Mais de sessenta mil pessoas entraram em território europeu esta semana, contornando a fronteira que separa Marrocos de Espanha. Enquanto milhares dos que chegaram mergulhavam Ceuta no caos e levavam as autoridades locais ao limite, pelo menos setenta e dois morreram na travessia. No mesmo sábado em que a Guarda Civil ainda recolhia corpos das águas de Ceuta, o Ministro do Interior espanhol subiu a um pódio e chamou a Marrocos “sócio absolutamente fiável“. Vinte e quatro horas antes, na mesma conferência de imprensa em que classificou a invasão como “um ataque à integridade territorial de Espanha“, o próprio Pedro Sánchez, a quem uma cronista do Público apelidou em Abril de Churchill da Europa, tinha chamado a Marrocos “um país vizinho e um país aliado” e descrito a interlocução com Rabat como “constante, fluida e muito, muito razoável”. As duas frases saíram da mesma boca, no mesmo dia. Horas depois, publicou no Instagram um vídeo sentado num sofá branco de Moncloa, telemóvel na mão, a sorrir, a recomendar a banda sonora do seu Verão. Os factos, nesta história, não precisam de comentário. A comparação com Churchill morreu no próprio dia em que foi escrita.

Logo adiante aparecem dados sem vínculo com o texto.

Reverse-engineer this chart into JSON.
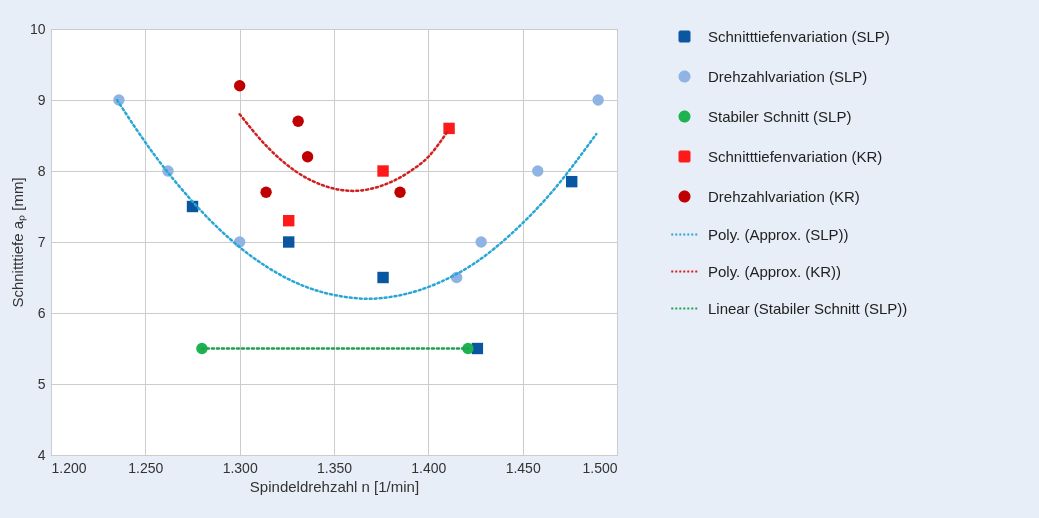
{
  "chart_data": {
    "type": "scatter",
    "xlabel": "Spindeldrehzahl n [1/min]",
    "ylabel": "Schnitttiefe aₚ [mm]",
    "xlim": [
      1200,
      1500
    ],
    "ylim": [
      4,
      10
    ],
    "xticks": [
      {
        "value": 1200,
        "label": "1.200"
      },
      {
        "value": 1250,
        "label": "1.250"
      },
      {
        "value": 1300,
        "label": "1.300"
      },
      {
        "value": 1350,
        "label": "1.350"
      },
      {
        "value": 1400,
        "label": "1.400"
      },
      {
        "value": 1450,
        "label": "1.450"
      },
      {
        "value": 1500,
        "label": "1.500"
      }
    ],
    "yticks": [
      4,
      5,
      6,
      7,
      8,
      9,
      10
    ],
    "grid": true,
    "legend": "right",
    "series": [
      {
        "name": "Schnitttiefenvariation (SLP)",
        "marker": "square",
        "color": "#0a56a0",
        "x": [
          1275,
          1326,
          1376,
          1426,
          1476
        ],
        "values": [
          7.5,
          7.0,
          6.5,
          5.5,
          7.85
        ]
      },
      {
        "name": "Drehzahlvariation (SLP)",
        "marker": "circle",
        "color": "#8fb4e3",
        "x": [
          1236,
          1262,
          1300,
          1415,
          1428,
          1458,
          1490
        ],
        "values": [
          9.0,
          8.0,
          7.0,
          6.5,
          7.0,
          8.0,
          9.0
        ]
      },
      {
        "name": "Stabiler Schnitt (SLP)",
        "marker": "circle",
        "color": "#1db350",
        "x": [
          1280,
          1421
        ],
        "values": [
          5.5,
          5.5
        ]
      },
      {
        "name": "Schnitttiefenvariation (KR)",
        "marker": "square",
        "color": "#ff1a1a",
        "x": [
          1326,
          1376,
          1411
        ],
        "values": [
          7.3,
          8.0,
          8.6
        ]
      },
      {
        "name": "Drehzahlvariation (KR)",
        "marker": "circle",
        "color": "#c00000",
        "x": [
          1300,
          1314,
          1331,
          1336,
          1385
        ],
        "values": [
          9.2,
          7.7,
          8.7,
          8.2,
          7.7
        ]
      },
      {
        "name": "Poly. (Approx. (SLP))",
        "type": "line",
        "line_style": "dotted",
        "color": "#2aa6d6",
        "x": [
          1235,
          1255,
          1275,
          1295,
          1315,
          1335,
          1355,
          1368,
          1385,
          1405,
          1425,
          1445,
          1465,
          1489
        ],
        "values": [
          9.0,
          8.22,
          7.57,
          7.04,
          6.64,
          6.37,
          6.23,
          6.2,
          6.25,
          6.42,
          6.71,
          7.14,
          7.69,
          8.52
        ]
      },
      {
        "name": "Poly. (Approx. (KR))",
        "type": "line",
        "line_style": "dotted",
        "color": "#d01f1f",
        "x": [
          1300,
          1315,
          1330,
          1345,
          1360,
          1375,
          1390,
          1400,
          1410
        ],
        "values": [
          8.8,
          8.33,
          7.99,
          7.79,
          7.72,
          7.79,
          7.99,
          8.2,
          8.55
        ]
      },
      {
        "name": "Linear (Stabiler Schnitt (SLP))",
        "type": "line",
        "line_style": "dotted",
        "color": "#1ea050",
        "x": [
          1280,
          1421
        ],
        "values": [
          5.5,
          5.5
        ]
      }
    ]
  }
}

Enquanto esta invasão ocorria, a Embaixada de Marrocos em Madrid recebia a sua habitual recepção pela Festa do Trono, com o Ministro da Agricultura, Luis Planas, antigo embaixador em Rabat, em representação do Governo espanhol. O Ministro do Interior e a Ministra da Inclusão, ambos previstos na agenda oficial, cancelaram a presença à última hora, provavelmente para evitar o custo político de aparecerem numa celebração enquanto Ceuta ardia. A fronteira que cedia não era apenas espanhola. Era a fronteira externa da União Europeia. Bruxelas permaneceu inicialmente paralisada perante o colapso de uma ilusão estratégica: durante anos confundiu dependência com parceria. Marrocos transformou o controlo migratório numa arma política. A União descobriu, demasiado tarde, que quem controla a fronteira dita também os termos da negociação. Só quando a dimensão da crise tornou politicamente impossível continuar calada é que vinte e dois dos vinte e sete líderes da União exigiram uma cimeira de emergência e a Itália suspendeu temporariamente Schengen com Espanha. Mas uma fronteira externa da União abandonada por........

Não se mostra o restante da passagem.